We next reviewed the “well out of control” definition of “flow from one subsurface zone to another subsurface zone.” And, much to our surprise, there was no definition of “zone” in the policy, and after reviewing Black's Law Dictionary and not finding an applicable one there, either, we then went to Webster’s and there found one right on point. It said, “a zone is an area of which the characteristics are different from the areas surrounding it.” This fit the annulus (the area between drill pipe and the sides of the hole) and matches the definition of a well out of control. The flow was from the annulus to the thief zone.

The coverage attorney’s reply to my rebuttal was as expected - that is, “Don’t bother me with the facts. There was no flow.” (Or something to that effect.)

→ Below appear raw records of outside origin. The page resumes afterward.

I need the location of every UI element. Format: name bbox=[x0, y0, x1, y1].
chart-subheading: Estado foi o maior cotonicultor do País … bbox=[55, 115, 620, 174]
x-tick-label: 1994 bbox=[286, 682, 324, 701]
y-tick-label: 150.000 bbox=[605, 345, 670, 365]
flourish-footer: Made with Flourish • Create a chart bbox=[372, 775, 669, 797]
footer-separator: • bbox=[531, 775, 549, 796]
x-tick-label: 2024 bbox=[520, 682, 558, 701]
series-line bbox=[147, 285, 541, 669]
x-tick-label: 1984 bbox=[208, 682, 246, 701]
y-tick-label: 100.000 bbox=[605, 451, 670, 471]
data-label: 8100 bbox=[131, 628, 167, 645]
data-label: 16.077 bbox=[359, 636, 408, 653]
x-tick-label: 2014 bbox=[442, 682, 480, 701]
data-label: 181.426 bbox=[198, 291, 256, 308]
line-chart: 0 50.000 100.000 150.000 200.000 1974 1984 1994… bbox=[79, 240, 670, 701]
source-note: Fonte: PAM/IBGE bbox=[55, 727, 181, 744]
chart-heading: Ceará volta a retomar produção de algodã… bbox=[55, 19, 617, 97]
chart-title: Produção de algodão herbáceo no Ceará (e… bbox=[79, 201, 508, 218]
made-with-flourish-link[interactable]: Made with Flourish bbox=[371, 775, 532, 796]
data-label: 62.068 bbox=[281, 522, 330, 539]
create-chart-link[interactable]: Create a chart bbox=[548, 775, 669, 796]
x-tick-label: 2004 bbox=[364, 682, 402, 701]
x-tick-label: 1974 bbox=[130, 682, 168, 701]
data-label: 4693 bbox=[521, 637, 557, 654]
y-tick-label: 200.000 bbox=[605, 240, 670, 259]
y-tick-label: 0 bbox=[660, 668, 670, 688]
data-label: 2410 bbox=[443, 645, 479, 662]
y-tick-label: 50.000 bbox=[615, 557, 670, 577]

The case is now preparing for trial. My guess based on my experience in more than 200 control-of-well claims (as either the broker who wrote the coverage, a consultant called in to assist in settling a claim or an expert witness when the case went to court) is that at the last minute, after much posturing, the insurer will offer to settle.

The moral of this story is that two things must be observed in an insurance claim. First, regardless of what the underwriters had in mind when they wrote the policy, what the wording says is what is going to control the outcome. If there can be two definitions of an important term, they should have thought of that and entered what they meant.

Second, the response by the insurer’s legal team will usually fulfill the old maxim, “The insurers have the money, and they intend to keep it.”

And that’s an ailment the doctors must heal.